Problem : You want to calibrate the predicted probabilities from naive Bayes classifiers so they are interpretable.

In [19]:
# Load libraries
from sklearn import datasets
from sklearn.naive_bayes import GaussianNB
from sklearn.calibration import CalibratedClassifierCV

# Load data
iris = datasets.load_iris()
features = iris.data
target = iris.target

In [25]:
features[:10]

array([[5.1, 3.5, 1.4, 0.2],
       [4.9, 3. , 1.4, 0.2],
       [4.7, 3.2, 1.3, 0.2],
       [4.6, 3.1, 1.5, 0.2],
       [5. , 3.6, 1.4, 0.2],
       [5.4, 3.9, 1.7, 0.4],
       [4.6, 3.4, 1.4, 0.3],
       [5. , 3.4, 1.5, 0.2],
       [4.4, 2.9, 1.4, 0.2],
       [4.9, 3.1, 1.5, 0.1]])

In [24]:
features.shape

(150, 4)

In [26]:
np.unique(target)

array([0, 1, 2])

In [20]:
# Create Gaussian Naive Bayes object
classifer = GaussianNB()

# Create calibrated cross-validation with sigmoid calibration
classifer_sigmoid = CalibratedClassifierCV(classifer, cv=2, method='sigmoid')

# Calibrate probabilities
classifer_sigmoid.fit(features, target)

CalibratedClassifierCV(base_estimator=GaussianNB(priors=None, var_smoothing=1e-09),
            cv=2, method='sigmoid')

In [21]:
# Create new observation
new_observation = [[ 2.6,  2.6,  2.6,  0.4]]
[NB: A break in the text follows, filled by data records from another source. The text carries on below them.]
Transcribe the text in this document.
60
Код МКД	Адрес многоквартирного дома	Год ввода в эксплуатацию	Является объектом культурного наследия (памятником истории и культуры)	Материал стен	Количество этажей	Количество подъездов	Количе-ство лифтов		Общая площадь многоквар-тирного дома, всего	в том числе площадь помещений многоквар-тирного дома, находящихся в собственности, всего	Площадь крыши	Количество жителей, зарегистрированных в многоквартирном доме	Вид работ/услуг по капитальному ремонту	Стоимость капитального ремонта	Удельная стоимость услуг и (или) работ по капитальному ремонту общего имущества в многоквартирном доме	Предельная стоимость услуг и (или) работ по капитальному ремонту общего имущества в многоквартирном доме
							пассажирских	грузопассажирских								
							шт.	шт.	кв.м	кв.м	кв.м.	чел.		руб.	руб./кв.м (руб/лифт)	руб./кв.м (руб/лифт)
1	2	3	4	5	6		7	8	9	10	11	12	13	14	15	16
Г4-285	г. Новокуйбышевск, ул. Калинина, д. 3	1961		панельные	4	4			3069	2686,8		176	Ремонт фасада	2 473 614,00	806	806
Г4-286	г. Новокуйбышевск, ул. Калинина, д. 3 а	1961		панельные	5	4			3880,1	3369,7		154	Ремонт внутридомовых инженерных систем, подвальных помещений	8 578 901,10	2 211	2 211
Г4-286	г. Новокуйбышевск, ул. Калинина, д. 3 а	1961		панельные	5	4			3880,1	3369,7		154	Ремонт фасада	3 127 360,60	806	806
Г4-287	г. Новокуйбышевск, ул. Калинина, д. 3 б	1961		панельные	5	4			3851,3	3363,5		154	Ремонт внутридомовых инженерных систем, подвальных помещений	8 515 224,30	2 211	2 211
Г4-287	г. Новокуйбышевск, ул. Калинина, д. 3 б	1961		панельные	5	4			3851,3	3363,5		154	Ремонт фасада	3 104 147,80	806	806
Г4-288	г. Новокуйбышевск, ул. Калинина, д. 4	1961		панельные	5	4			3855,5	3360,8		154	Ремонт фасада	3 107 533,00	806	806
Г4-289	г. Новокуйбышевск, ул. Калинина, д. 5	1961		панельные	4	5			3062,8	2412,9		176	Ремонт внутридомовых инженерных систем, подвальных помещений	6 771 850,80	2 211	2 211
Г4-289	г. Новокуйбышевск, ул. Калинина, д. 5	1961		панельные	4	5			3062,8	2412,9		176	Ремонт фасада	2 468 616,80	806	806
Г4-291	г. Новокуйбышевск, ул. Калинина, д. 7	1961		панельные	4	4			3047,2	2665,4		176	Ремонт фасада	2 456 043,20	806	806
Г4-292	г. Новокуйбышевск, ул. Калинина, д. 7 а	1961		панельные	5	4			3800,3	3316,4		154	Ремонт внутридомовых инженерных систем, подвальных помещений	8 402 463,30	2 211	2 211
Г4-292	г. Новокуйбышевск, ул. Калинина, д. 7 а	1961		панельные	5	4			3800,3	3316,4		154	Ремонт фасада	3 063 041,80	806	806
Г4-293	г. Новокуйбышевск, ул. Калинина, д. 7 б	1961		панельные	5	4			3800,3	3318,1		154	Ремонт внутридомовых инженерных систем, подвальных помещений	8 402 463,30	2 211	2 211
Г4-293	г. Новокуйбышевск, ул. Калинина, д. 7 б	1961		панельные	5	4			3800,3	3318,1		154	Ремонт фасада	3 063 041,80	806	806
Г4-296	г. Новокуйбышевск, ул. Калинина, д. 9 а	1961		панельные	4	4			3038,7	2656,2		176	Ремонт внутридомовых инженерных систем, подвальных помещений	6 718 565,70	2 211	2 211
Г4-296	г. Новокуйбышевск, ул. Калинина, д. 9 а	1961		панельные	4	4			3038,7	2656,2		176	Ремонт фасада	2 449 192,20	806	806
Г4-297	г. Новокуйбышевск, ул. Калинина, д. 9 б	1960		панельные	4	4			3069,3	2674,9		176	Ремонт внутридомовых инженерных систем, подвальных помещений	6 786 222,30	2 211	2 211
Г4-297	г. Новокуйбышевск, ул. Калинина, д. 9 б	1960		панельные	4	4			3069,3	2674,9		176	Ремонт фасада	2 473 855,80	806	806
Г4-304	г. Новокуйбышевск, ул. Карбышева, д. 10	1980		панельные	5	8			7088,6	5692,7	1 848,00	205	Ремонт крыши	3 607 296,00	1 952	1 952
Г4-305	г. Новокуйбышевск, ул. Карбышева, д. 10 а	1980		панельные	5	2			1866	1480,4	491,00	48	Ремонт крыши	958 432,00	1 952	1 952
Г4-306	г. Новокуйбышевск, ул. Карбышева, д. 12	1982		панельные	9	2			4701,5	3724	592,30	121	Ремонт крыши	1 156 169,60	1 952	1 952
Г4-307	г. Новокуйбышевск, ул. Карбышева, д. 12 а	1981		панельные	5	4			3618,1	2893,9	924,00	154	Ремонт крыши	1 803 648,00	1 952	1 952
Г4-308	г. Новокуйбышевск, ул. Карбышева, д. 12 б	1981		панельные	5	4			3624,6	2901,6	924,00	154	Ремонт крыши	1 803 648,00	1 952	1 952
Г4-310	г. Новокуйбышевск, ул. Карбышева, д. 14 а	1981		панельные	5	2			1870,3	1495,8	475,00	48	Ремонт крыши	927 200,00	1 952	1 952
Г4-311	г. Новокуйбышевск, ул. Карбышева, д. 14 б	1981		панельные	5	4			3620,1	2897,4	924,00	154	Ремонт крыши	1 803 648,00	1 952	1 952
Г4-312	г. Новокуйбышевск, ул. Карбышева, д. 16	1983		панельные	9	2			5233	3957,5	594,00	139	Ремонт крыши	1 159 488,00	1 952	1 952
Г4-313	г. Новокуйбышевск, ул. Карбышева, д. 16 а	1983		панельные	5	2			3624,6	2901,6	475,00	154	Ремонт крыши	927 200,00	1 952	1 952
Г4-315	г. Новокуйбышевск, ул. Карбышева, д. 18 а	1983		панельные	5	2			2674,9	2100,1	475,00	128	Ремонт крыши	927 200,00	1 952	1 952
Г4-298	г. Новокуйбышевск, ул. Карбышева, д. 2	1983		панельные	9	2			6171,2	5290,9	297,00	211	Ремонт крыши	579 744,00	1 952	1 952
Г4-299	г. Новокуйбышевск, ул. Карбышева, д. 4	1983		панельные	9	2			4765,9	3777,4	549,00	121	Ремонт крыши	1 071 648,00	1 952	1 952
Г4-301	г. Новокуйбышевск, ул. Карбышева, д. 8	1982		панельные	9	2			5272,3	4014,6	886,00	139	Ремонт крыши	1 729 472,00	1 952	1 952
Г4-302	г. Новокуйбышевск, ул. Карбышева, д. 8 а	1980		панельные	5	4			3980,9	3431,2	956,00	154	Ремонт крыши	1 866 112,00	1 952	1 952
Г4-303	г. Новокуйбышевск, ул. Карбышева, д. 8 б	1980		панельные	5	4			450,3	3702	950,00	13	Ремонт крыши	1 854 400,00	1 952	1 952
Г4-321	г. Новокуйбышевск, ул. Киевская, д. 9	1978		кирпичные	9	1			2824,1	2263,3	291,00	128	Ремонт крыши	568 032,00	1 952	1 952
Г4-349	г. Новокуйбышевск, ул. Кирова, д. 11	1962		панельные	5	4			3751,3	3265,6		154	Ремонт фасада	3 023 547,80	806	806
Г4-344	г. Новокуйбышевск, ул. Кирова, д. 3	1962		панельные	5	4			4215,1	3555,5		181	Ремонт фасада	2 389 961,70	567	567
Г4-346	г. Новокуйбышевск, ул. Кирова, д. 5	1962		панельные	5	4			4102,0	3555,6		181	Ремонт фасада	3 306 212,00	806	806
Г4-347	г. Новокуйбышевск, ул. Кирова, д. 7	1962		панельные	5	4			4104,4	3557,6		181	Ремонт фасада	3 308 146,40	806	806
# View calibrated probabilities
classifer_sigmoid.predict_proba(new_observation)

array([[0.31859969, 0.63663466, 0.04476565]])

The returned predicted probabilities are the average of the k-folds.

In [32]:
classifer_sigmoid.score

<bound method ClassifierMixin.score of CalibratedClassifierCV(base_estimator=GaussianNB(priors=None, var_smoothing=1e-09),
            cv=2, method='sigmoid')>

In [33]:
# Train a Gaussian naive Bayes then predict class probabilities
classifer.fit(features, target).predict_proba(new_observation) #########

array([[2.31548432e-04, 9.99768128e-01, 3.23532277e-07]])

In [34]:
# View calibrated probabilities 
classifer_sigmoid.predict_proba(new_observation) ############

array([[0.31859969, 0.63663466, 0.04476565]])

 because isotonic regression is nonparametric it tends to overfit when sample sizes are very small (e.g., 100 observations). In our solution we used the Iris dataset with 150 observations and therefore used the Platt’s sigmoid model.